The result shows " You should use two +
operators to build myStr
with myName
inside it."
I don’t get it. Don’t I use two “+” already?
Thank you for helping in advance.
Your code so far
// Only change code below this line
const myName = "Will";
const myStr = "My name is " + "myName" + " and I am well!";
Your browser information:
User Agent is: Mozilla/5.0 (Macintosh; Intel Mac OS X 10_15_7) AppleWebKit/537.36 (KHTML, like Gecko) Chrome/109.0.0.0 Safari/537.36
Challenge: Basic JavaScript - Constructing Strings with Variables
Link to the challenge:
cmar
April 21, 2023, 4:16am
2
It may be the spaces you are putting before the quotes that are throwing the tests off
1 Like
sanity
April 21, 2023, 4:23am
3
Take another look at the example. The myName
variable should be used in myStr
to include the actual value of the string. Not to make it “My name is myName and I am well!”
1 Like
I still don’t get it.
I define variable myName already.
Then I follow the insturction, use “+” operator to combine those string.

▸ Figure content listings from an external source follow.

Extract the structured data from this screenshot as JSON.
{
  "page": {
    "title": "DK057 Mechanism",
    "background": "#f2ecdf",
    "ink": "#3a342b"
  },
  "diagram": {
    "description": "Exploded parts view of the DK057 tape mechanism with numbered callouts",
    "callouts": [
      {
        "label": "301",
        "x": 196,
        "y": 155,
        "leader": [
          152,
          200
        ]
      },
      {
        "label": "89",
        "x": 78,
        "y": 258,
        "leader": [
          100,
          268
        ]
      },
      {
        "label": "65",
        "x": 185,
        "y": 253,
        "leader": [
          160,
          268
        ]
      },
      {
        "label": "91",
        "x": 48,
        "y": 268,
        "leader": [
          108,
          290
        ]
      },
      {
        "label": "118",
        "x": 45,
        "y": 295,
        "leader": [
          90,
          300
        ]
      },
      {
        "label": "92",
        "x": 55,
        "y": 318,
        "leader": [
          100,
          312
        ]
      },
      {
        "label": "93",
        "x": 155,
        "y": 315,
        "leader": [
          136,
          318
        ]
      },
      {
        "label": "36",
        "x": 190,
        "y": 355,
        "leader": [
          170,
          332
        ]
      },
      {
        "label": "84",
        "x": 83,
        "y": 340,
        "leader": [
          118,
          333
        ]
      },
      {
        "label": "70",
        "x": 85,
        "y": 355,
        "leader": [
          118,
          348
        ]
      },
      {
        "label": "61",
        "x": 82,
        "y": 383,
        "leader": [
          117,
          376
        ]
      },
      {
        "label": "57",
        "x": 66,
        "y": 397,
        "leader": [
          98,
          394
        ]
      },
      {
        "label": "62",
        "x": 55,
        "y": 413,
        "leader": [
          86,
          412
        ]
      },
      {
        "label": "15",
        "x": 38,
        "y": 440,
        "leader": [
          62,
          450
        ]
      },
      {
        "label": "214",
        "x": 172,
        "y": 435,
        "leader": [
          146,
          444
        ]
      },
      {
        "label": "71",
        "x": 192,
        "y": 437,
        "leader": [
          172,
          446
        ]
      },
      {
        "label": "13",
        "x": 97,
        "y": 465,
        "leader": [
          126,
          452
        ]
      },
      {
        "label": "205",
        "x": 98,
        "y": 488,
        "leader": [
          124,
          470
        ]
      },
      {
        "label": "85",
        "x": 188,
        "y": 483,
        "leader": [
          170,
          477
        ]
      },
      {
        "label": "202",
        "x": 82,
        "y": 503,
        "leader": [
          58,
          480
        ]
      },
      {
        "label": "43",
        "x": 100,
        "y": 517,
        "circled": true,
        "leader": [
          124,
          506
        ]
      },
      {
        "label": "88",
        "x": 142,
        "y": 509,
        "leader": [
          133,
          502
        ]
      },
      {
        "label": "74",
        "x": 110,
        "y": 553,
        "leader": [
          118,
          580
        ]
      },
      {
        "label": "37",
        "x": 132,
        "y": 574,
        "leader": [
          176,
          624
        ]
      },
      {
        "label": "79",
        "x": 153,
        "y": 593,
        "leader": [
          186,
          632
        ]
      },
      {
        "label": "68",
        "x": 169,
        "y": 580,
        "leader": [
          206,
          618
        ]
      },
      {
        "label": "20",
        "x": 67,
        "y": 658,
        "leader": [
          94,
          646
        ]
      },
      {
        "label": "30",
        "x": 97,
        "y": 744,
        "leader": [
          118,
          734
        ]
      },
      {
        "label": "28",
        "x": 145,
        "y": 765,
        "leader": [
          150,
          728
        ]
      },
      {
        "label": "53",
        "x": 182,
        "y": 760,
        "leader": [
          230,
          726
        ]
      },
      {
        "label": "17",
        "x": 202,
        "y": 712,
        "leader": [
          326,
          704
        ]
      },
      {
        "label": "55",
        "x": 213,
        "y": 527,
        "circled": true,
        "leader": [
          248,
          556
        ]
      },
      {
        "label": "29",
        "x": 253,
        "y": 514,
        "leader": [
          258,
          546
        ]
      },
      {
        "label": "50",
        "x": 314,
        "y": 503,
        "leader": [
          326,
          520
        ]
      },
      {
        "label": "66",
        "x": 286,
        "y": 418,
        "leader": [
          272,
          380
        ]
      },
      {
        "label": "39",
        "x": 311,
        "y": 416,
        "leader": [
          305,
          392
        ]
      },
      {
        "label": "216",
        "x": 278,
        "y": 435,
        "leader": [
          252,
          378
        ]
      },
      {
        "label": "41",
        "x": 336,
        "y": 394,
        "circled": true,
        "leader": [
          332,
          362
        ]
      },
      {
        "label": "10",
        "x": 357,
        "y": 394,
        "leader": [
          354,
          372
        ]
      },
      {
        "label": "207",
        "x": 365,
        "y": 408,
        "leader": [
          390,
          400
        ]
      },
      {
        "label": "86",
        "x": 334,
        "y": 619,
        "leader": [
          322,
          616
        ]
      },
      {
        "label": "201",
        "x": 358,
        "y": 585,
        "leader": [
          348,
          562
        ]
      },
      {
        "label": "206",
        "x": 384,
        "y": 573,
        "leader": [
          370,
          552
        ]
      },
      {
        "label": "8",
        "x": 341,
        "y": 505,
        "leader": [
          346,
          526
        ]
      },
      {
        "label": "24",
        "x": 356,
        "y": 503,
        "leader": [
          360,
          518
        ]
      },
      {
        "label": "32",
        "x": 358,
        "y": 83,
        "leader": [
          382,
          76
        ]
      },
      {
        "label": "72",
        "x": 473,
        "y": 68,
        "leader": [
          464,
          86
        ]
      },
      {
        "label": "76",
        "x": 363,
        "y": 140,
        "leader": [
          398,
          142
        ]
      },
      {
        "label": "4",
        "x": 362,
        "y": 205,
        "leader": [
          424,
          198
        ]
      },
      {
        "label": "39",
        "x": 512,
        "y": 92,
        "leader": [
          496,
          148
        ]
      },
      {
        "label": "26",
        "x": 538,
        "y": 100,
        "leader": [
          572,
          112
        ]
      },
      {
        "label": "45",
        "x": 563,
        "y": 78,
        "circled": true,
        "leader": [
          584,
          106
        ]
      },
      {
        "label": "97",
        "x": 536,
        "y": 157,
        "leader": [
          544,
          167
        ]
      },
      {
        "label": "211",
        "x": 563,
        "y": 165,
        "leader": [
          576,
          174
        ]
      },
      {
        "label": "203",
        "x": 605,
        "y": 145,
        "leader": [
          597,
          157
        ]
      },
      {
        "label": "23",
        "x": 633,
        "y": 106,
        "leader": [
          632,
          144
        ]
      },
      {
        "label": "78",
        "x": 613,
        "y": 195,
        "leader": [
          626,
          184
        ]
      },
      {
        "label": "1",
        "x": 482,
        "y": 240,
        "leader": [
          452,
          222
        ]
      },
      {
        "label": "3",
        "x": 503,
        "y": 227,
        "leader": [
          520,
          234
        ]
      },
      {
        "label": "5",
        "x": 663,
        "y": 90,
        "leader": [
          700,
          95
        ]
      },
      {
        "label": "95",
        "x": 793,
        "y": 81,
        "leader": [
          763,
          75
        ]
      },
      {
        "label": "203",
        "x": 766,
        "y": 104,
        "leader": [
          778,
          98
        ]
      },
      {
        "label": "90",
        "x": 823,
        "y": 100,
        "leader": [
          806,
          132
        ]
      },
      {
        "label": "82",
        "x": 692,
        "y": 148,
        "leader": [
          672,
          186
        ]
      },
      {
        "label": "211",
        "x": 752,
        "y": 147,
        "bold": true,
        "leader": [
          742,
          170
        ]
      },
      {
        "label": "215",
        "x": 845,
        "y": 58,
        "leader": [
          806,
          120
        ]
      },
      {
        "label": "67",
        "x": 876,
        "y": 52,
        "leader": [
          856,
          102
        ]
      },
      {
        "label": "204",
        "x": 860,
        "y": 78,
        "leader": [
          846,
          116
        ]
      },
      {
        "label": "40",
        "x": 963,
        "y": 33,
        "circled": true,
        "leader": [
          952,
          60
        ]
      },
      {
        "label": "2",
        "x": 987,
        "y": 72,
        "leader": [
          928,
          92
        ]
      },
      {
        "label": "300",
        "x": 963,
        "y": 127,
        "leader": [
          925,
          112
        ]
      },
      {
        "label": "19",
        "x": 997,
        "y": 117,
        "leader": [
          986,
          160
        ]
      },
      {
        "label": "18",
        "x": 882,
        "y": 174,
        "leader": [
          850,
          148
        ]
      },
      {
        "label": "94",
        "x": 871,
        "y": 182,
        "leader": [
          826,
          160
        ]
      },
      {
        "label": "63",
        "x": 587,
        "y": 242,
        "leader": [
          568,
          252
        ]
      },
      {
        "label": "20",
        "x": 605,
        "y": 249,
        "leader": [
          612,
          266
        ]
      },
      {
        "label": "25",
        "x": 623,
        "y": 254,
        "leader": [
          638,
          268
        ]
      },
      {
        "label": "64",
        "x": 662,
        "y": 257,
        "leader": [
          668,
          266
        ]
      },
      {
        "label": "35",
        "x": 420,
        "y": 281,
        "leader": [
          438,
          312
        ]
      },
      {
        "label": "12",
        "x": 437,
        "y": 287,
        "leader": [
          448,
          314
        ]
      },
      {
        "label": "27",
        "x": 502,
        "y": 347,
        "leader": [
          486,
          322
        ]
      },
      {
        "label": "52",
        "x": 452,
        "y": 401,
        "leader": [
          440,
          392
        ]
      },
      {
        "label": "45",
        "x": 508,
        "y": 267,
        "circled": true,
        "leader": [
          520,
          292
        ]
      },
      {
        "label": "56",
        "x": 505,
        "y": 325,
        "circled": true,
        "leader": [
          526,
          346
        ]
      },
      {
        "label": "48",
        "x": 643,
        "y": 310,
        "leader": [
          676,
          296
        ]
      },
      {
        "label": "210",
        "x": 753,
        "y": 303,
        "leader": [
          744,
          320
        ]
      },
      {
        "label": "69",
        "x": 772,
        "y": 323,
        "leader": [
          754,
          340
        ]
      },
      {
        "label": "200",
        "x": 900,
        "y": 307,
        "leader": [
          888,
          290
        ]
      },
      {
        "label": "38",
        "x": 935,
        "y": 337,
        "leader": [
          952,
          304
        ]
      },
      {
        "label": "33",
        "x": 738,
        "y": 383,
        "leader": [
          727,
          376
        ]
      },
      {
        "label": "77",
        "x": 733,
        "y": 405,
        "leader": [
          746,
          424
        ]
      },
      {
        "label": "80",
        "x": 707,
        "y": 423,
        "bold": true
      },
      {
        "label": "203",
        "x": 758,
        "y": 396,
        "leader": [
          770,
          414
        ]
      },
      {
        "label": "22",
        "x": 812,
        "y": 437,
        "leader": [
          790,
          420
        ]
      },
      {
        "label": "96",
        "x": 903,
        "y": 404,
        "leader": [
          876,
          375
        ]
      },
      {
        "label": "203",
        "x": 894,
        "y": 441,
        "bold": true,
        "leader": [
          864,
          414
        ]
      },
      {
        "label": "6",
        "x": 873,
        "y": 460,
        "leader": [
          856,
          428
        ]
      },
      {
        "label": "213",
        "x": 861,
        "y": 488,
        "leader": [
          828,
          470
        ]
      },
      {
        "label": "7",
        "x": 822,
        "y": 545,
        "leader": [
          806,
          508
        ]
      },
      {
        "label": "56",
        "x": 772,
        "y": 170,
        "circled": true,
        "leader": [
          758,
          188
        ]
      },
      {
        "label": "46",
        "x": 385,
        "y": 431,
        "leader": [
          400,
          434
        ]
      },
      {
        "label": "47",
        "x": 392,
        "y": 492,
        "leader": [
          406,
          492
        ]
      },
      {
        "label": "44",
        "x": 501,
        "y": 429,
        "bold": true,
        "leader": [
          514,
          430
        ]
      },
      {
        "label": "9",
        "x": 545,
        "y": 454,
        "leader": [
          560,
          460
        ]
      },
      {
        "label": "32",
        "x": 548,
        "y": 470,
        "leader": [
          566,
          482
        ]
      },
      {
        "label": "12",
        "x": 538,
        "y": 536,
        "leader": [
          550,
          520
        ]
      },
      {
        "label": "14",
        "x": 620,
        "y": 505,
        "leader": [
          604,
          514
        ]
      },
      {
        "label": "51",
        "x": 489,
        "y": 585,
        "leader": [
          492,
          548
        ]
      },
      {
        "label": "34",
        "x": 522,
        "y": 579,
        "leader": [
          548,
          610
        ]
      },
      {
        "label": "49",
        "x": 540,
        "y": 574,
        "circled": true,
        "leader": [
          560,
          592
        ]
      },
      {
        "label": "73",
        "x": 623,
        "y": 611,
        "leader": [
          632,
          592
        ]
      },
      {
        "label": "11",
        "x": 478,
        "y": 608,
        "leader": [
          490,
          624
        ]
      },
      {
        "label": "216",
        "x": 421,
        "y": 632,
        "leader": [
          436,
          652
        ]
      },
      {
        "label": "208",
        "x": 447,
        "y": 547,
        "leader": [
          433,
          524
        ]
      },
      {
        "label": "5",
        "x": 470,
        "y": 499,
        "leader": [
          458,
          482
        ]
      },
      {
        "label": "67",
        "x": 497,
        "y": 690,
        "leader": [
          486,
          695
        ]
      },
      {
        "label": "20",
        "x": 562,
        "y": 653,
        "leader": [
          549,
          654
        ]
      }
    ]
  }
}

The insruction is " Set myName
to a string equal to your name and build myStr
with myName
between the strings My name is
and and I am well!
"
So I set Variable myName=“Will”
and set Vairable myStr = “My name is " + “myName” + " and I am well!”
Where did I misunderstand the insruction? Need help please.
Thank you everybody.
I found out the bug.
I don’t need to " " the variable, which I “” myName variable in my myStr.